Price, value… and anything involving a dollar sign is the most talk-about component of property negotiations.
It is a critical element for buyers and sellers as well as agents, but it involves more than one party’s perspective. Are we talking about the rateable value, the market value or the appraisal?
In trying to unpack the implications of these, let’s begin with the rateable value, or RV.
In Australia and New Zealand, this is the value set by the local authority or council in order to determine rates for a property, and may also be known as the capital value (CV) or government valuation (GV) in New Zealand.
Generally speaking, a Council undertakes a massive comparison of recent sales in an area in order to calculate rateable value, and holds information for each individual property such as property type, location and land size, zoning, floor area, views, consented work (such as renovations), and many other factors. This is required by law on a regular basis, but it is not done for the purpose of guiding real estate activity.
There is quite a bit the RV doesn’t take into account, including interior design, fixtures and fittings, and refurbishments that haven’t required council approvals, for example.
So now we move to the market value. This is a possible price you might expect buyers to pay at a given point in time based on many market factors including supply and demand, existing and potential use of the land, visual appeal, the neighbourhood, access to schools, interest rates and the economy. While sometimes the RV may give a rough guide to the market value, both practical features and emotional factors can have great impact on buyers.
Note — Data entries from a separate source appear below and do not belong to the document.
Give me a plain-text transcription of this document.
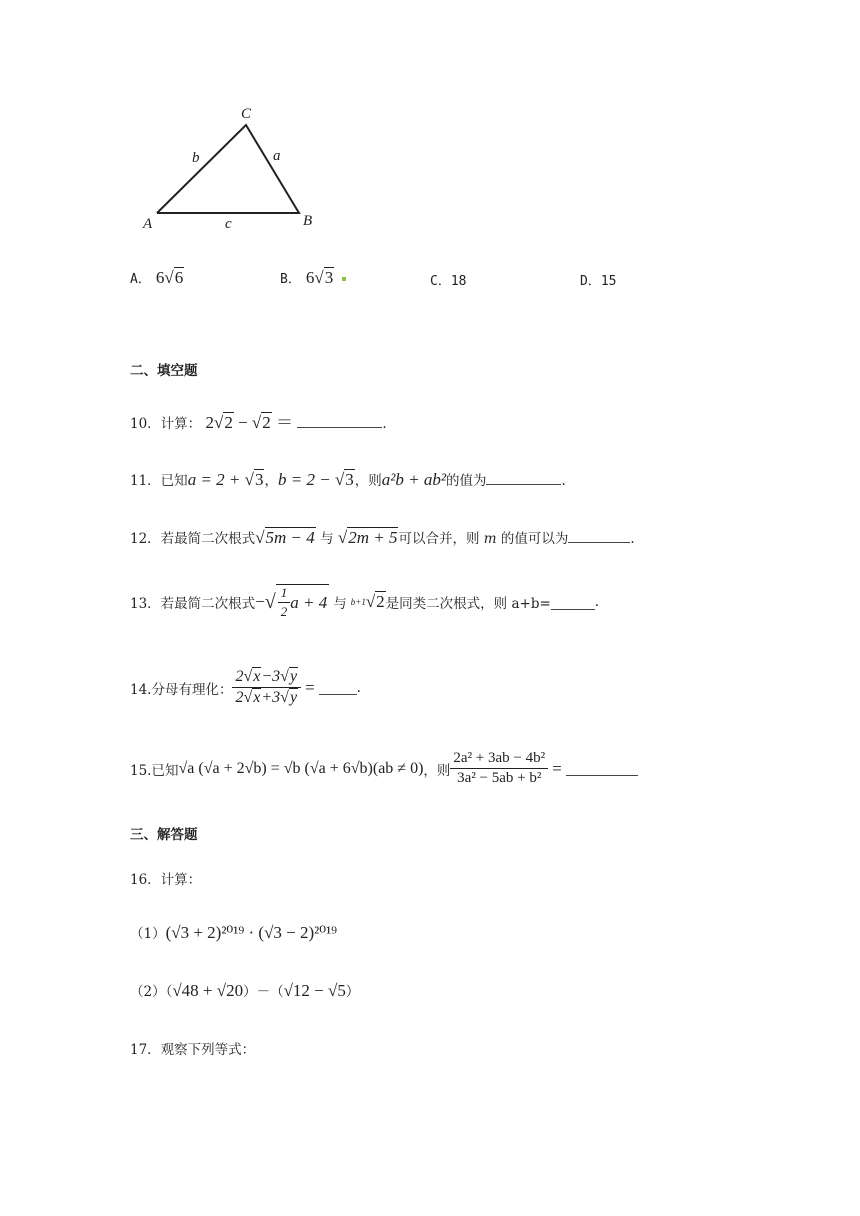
C
A	B
b	a
c
A． 6√6	B． 6√3	C．18	D．15
二、填空题
10．计算： 2√2 − √2 ＝	.
11．已知a = 2 + √3，b = 2 − √3，则a²b + ab²的值为	.
12．若最简二次根式√5m − 4 与 √2m + 5可以合并，则 m 的值可以为	.
13．若最简二次根式 − √ $\frac{1}{2}$ a + 4 与 b+1 √2 是同类二次根式，则 a+b=	.
14.分母有理化： $\frac{2√x-3√y}{2√x+3√y}$ =	.
15.已知 √a (√a + 2√b) = √b (√a + 6√b)(ab ≠ 0) ，则 $\frac{\text{2a² + 3ab − 4b²}}{\text{3a² − 5ab + b²}}$ =
三、解答题
16．计算：
（1）(√3 + 2)²⁰¹⁹ · (√3 − 2)²⁰¹⁹
（2）（√48 + √20）－（√12 − √5）
17．观察下列等式：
An individual property can be viewed from different perspectives – for example, that of the home owner, the potential new owner-occupier, an investor or a developer – so it may help to think of three main types of valuations: the council valuation, a bank valuation or valuation carried out by a certified valuer, and a market value.
The latter is akin to the real estate agent’s appraisal.
The formal valuation and the appraisal are two different things. Reasons for requiring a valuation, which you pay for, might be for borrowing money, establishing value of a deceased estate, or for some sort of legal dispute resolution.
The appraisal is a guide to pricing and estimated through the knowledge and expertise of the real estate professional who knows how much homes are selling for in the market at any given time. They know what your competition looks like, and they have access to market data, including comparable sales. They can also provide you with information on the buying process.
The agent is your key to understanding market value.